Back to the U.S., things have gotten so bad – in our stagflationary nightmare – the government has become the “provider of last resort,” of essentially ALL vital needs.
In financial markets, the PPT supports stocks, the Fed buys bonds, the ESF protects the dollar’s exchange rate, and the Cartel – of course – attacks gold.
Economically, the Fed provides free credit to “TBTF” banks, the Treasury “invests” in zombies like GM, Citigroup, and AIG, Congress authorizes military spending to provide unproductive jobs (to soldiers) and “war profits” to the military-industrial complex, and welfare is provided to the “unwashed masses,” in the form of Food Stamps, “disability,” Medicare, Medicaid, Social Security – now that it operates in deficit – and cheap, but un-dischargeable loans for everything from homes to cars to college tuition.
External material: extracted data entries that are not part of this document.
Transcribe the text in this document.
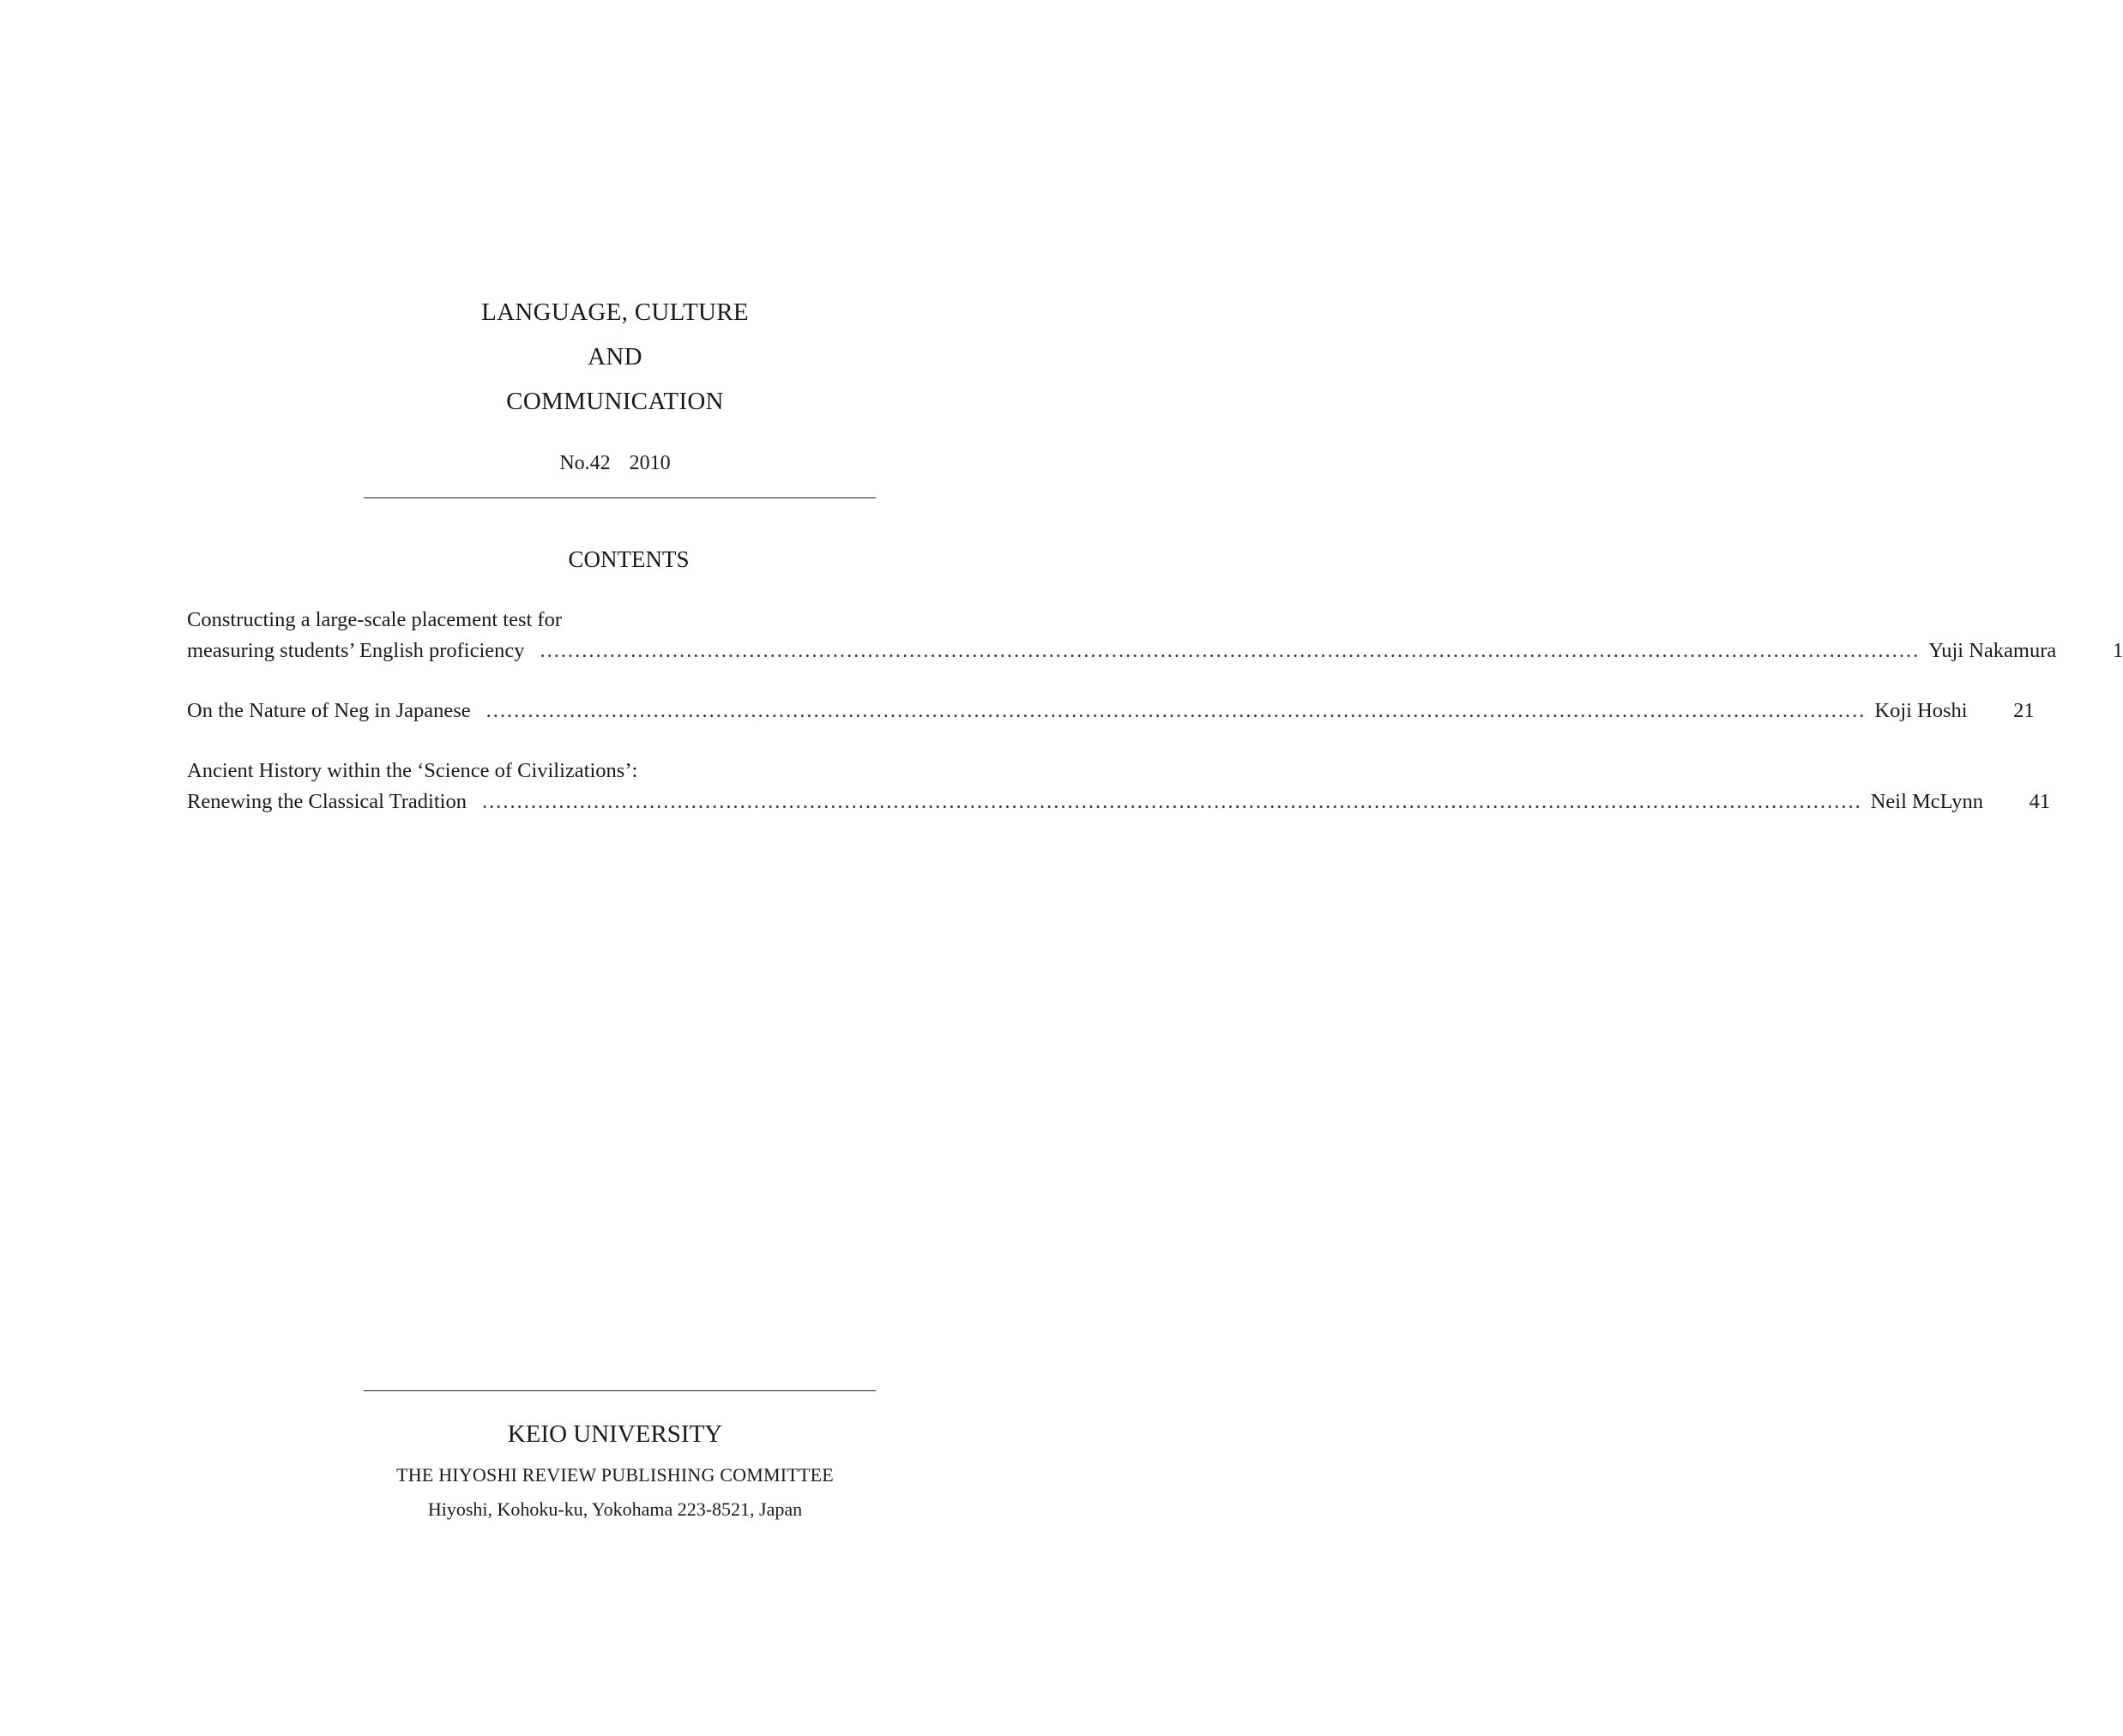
LANGUAGE, CULTURE
AND
COMMUNICATION
No.42 2010
CONTENTS
Constructing a large-scale placement test for
measuring students’ English proficiency ...................................................................................................................................................................................................... Yuji Nakamura	1
On the Nature of Neg in Japanese ...................................................................................................................................................................................................... Koji Hoshi	21
Ancient History within the ‘Science of Civilizations’:
Renewing the Classical Tradition ...................................................................................................................................................................................................... Neil McLynn	41
KEIO UNIVERSITY
THE HIYOSHI REVIEW PUBLISHING COMMITTEE
Hiyoshi, Kohoku-ku, Yokohama 223-8521, Japan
In other words, it sticks its muddy paws into every conceivable “cookie jar,” destroying whatever it touches. Best put, the “ANTI-MIDAS TOUCH.”
The below Zero Hedge article depicts this phenomenon in its full glory, the perfect example of how the government enslaves itself, individual citizens, and the taxpayers at large by “lending” to poor credits for unnecessary reasons. In a nutshell, it dissects recent consumer credit data, noting how revolving debt has plunged to levels last seen in 2005 – as banks are NOT LENDING because they are INSOLVENT – while non-revolving debt has EXPLODED to record highs.
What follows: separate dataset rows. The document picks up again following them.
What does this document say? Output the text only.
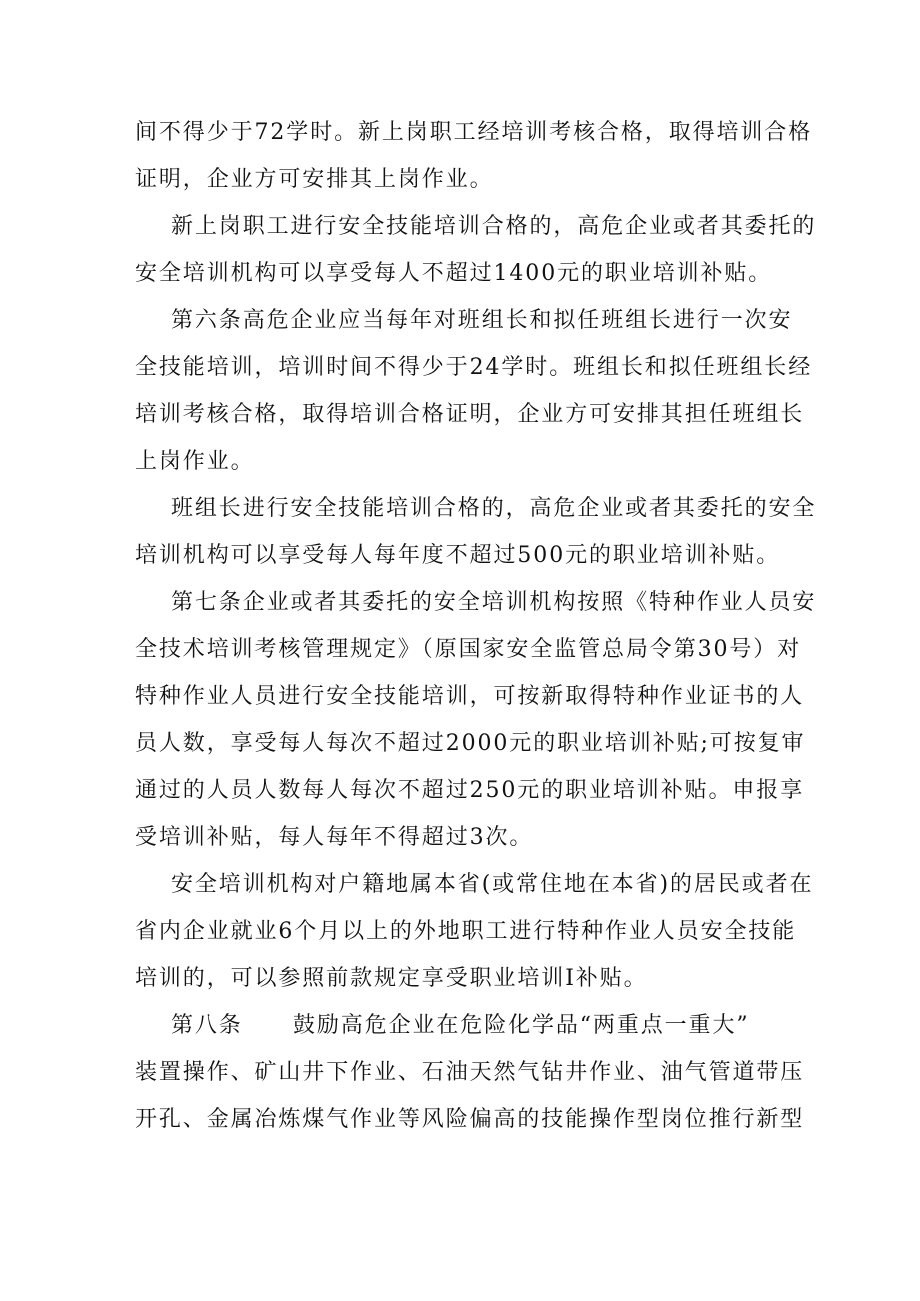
间不得少于72学时。新上岗职工经培训考核合格，取得培训合格
证明，企业方可安排其上岗作业。
新上岗职工进行安全技能培训合格的，高危企业或者其委托的
安全培训机构可以享受每人不超过1400元的职业培训补贴。
第六条高危企业应当每年对班组长和拟任班组长进行一次安
全技能培训，培训时间不得少于24学时。班组长和拟任班组长经
培训考核合格，取得培训合格证明，企业方可安排其担任班组长
上岗作业。
班组长进行安全技能培训合格的，高危企业或者其委托的安全
培训机构可以享受每人每年度不超过500元的职业培训补贴。
第七条企业或者其委托的安全培训机构按照《特种作业人员安
全技术培训考核管理规定》（原国家安全监管总局令第30号）对
特种作业人员进行安全技能培训，可按新取得特种作业证书的人
员人数，享受每人每次不超过2000元的职业培训补贴;可按复审
通过的人员人数每人每次不超过250元的职业培训补贴。申报享
受培训补贴，每人每年不得超过3次。
安全培训机构对户籍地属本省(或常住地在本省)的居民或者在
省内企业就业6个月以上的外地职工进行特种作业人员安全技能
培训的，可以参照前款规定享受职业培训Ⅰ补贴。
第八条 鼓励高危企业在危险化学品“两重点一重大”
装置操作、矿山井下作业、石油天然气钻井作业、油气管道带压
开孔、金属冶炼煤气作业等风险偏高的技能操作型岗位推行新型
Non-revolving debt is “the type used to fund GM car purchases by subprime borrowers and push the student loan bubble well into its $1+ trillion record territory.” In other words, negatively impacting the ENTIRE NATION, other than GM executives and those receiving cars, homes, and education for free. The perfect Ponzi Scheme, except there are NO MORE BUYERS left, other than the “buyer (and lender) of last resort.”
Under a gold standard – such as the one SUCCESSFULLY utilized in the late 1800s – such a Ponzi Scheme could never even start, let alone expand to such epic proportions. But alas, the world collectively opted in 1971 to utilize a system that had FAILED IN ALL INSTANCES throughout history; only this time, on a GLOBAL basis where no true “safe havens” existed. Of course, the SUCCESSFUL gold standard construct remains, and in due time – perhaps A LOT sooner than anyone can imagine -will yet again be embraced.